Depuis le 2 octobre 2017, une cinquantaine d'agriculteurs ont entamé à Jaipur, dans le Rajasthan, un État du Nord-Ouest de l'Inde, une protestation au mode inédit [2] : ils s’assoient tour à tour dans des trous où ils sont enterrés jusqu'à la taille dans la boue.

Les protestataires accusent le gouvernement local d'acquérir leurs terres sous la contrainte, après leur avoir versé un dédommagement insuffisant. Ils veulent l'arrêt des acquisitions en cours, la tenue d'une nouvelle enquête, et un déroulement des acquisitions conforme aux termes de la récente Loi sur l'Acquisition foncière de 2013 [3] promulguée le 1er janvier 2014.

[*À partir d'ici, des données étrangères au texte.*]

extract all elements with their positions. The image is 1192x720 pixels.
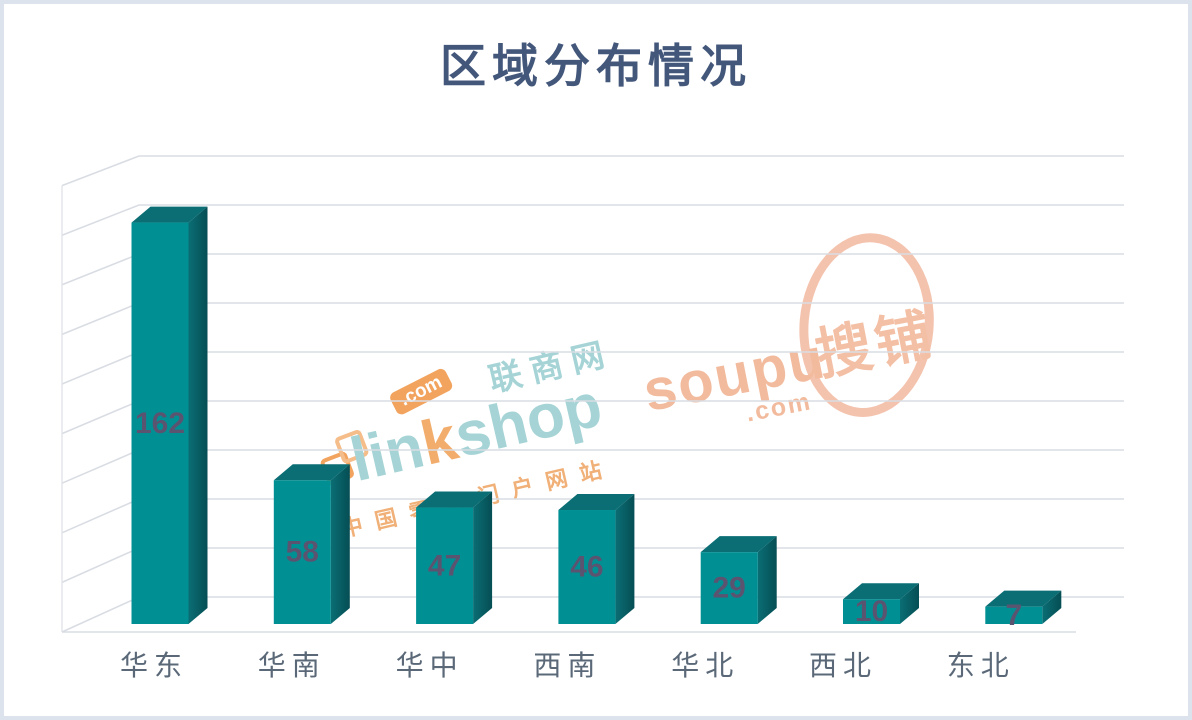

Avant d'entreprendre la manifestation “sale” en cours, à laquelle ils ont donné le nom de “Zameen Samadhi Satyagraha [4]” (satyagraha [5], une désobéissance civile non-violente), les paysans avaient organisé un sit-in de 14 jours, dans l'indifférence du gouvernement.

Ils ont alors creusé 40 trous et quelques tranchées. [6] Parmi les 54 individus de tous âges qui prennent leur tour de s'asseoir dans les trous, il y a plusieurs femmes dont une de 90 ans, Nanthi Bai.

Le litige foncier se déroule près de Jaipur au village de Nindar [7], qui fait partie des 330 hectares (1.300 bigha) que le gouvernement d’État a mis en réserve en 2010 pour le projet Ninder [8] de construction de 10.000 maisons. Celles-ci seront à la portée des classes à faibles revenus, des “catégories économiquement faibles”, et de la classe moyenne.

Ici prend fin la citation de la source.